How to identify a first printing
- Founded 1902; preeminent scholarly Western Americana house, long known for limited editions. Many titles were issued in a stated limited print run; identify the first or only edition via a limitation/colophon statement (for example, an edition limited to a stated number of numbered copies) giving the copy number out of the total.
- For limited issues the limitation statement is the edition point; an unnumbered or later-state copy is not the limited first.
- House typography aids attribution: text was long set in Linotype Caslon Old Style.
- Trade (non-limited) titles: a first printing is shown by a single copyright/title-page date with no later-printing statement; some titles appeared in both a limited and a trade state.
- Post-2006 titles (under the University of Oklahoma Press) follow OU Press number-line conventions while keeping the Clark imprint.
Notable points & cautions
- Limited, numbered editions are the defining collectible characteristic; always check for a limitation/colophon leaf and its stated total.
- Acquired by the University of Oklahoma Press in 2006 (relocating to Norman, Oklahoma); that ownership change shifts the identification approach from a limitation statement for classic Clark titles to OU-style number lines for recent titles.

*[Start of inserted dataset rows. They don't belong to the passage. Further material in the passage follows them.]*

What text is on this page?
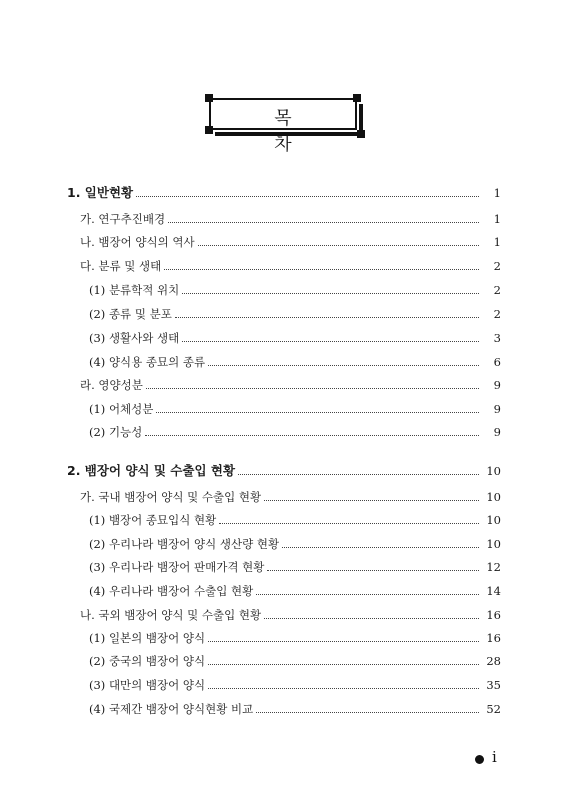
목 차
1. 일반현황	1
가. 연구추진배경	1
나. 뱀장어 양식의 역사	1
다. 분류 및 생태	2
(1) 분류학적 위치	2
(2) 종류 및 분포	2
(3) 생활사와 생태	3
(4) 양식용 종묘의 종류	6
라. 영양성분	9
(1) 어체성분	9
(2) 기능성	9
2. 뱀장어 양식 및 수출입 현황	10
가. 국내 뱀장어 양식 및 수출입 현황	10
(1) 뱀장어 종묘입식 현황	10
(2) 우리나라 뱀장어 양식 생산량 현황	10
(3) 우리나라 뱀장어 판매가격 현황	12
(4) 우리나라 뱀장어 수출입 현황	14
나. 국외 뱀장어 양식 및 수출입 현황	16
(1) 일본의 뱀장어 양식	16
(2) 중국의 뱀장어 양식	28
(3) 대만의 뱀장어 양식	35
(4) 국제간 뱀장어 양식현황 비교	52
i
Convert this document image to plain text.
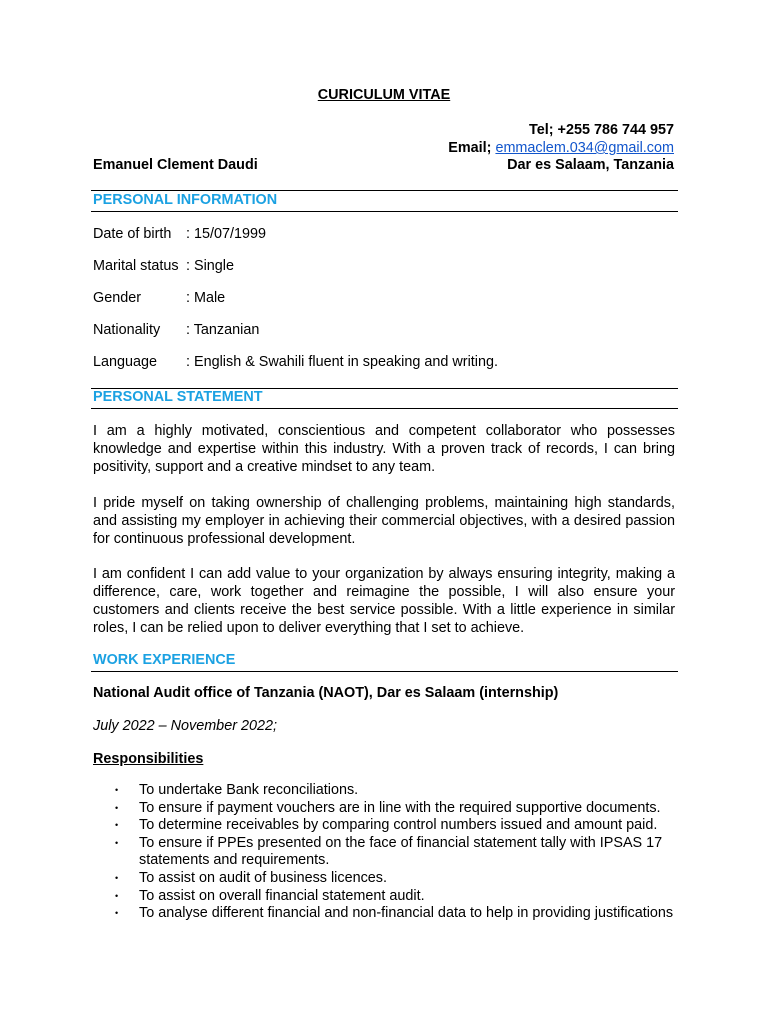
CURICULUM VITAE
Tel; +255 786 744 957
Email; emmaclem.034@gmail.com
Dar es Salaam, Tanzania
Emanuel Clement Daudi
PERSONAL INFORMATION
Date of birth : 15/07/1999
Marital status : Single
Gender	: Male
Nationality : Tanzanian
Language : English & Swahili fluent in speaking and writing.
PERSONAL STATEMENT
I am a highly motivated, conscientious and competent collaborator who possesses knowledge and expertise within this industry. With a proven track of records, I can bring positivity, support and a creative mindset to any team.
I pride myself on taking ownership of challenging problems, maintaining high standards, and assisting my employer in achieving their commercial objectives, with a desired passion for continuous professional development.
I am confident I can add value to your organization by always ensuring integrity, making a difference, care, work together and reimagine the possible, I will also ensure your customers and clients receive the best service possible. With a little experience in similar roles, I can be relied upon to deliver everything that I set to achieve.
WORK EXPERIENCE
National Audit office of Tanzania (NAOT), Dar es Salaam (internship)
July 2022 – November 2022;
Responsibilities
• To undertake Bank reconciliations.
• To ensure if payment vouchers are in line with the required supportive documents.
• To determine receivables by comparing control numbers issued and amount paid.
• To ensure if PPEs presented on the face of financial statement tally with IPSAS 17 statements and requirements.
• To assist on audit of business licences.
• To assist on overall financial statement audit.
• To analyse different financial and non-financial data to help in providing justifications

- Multi-volume documentary sets are common (such as overland-diaries series); a complete first issue requires all volumes in the matching limited state.
Frequently asked questions
How do I know if my The Arthur H. Clark Company book is a first edition?
Check the copyright page. Founded 1902; preeminent scholarly Western Americana house, long known for limited editions. Many titles were issued in a stated limited print run; identify the first or only edition via a limitation/colophon statement (for example, an edition limited to a stated number of numbered copies) giving the copy number out of the total. For limited issues the limitation statement is the edition point; an unnumbered or later-state copy is not the limited first.
Does The Arthur H. Clark Company use a number line?
For limited issues the limitation statement is the edition point; an unnumbered or later-state copy is not the limited first.
Is a book-club edition a The Arthur H. Clark Company first edition?
No. Book-club editions reprint the text but are not the true first edition. Limited, numbered editions are the defining collectible characteristic; always check for a limitation/colophon leaf and its stated total.
What era does this cover?
This covers The Arthur H. Clark Company (1902-present (independent 1902-2006; OU Press imprint thereafter)). Conventions changed over time, so confirm the era of your copy.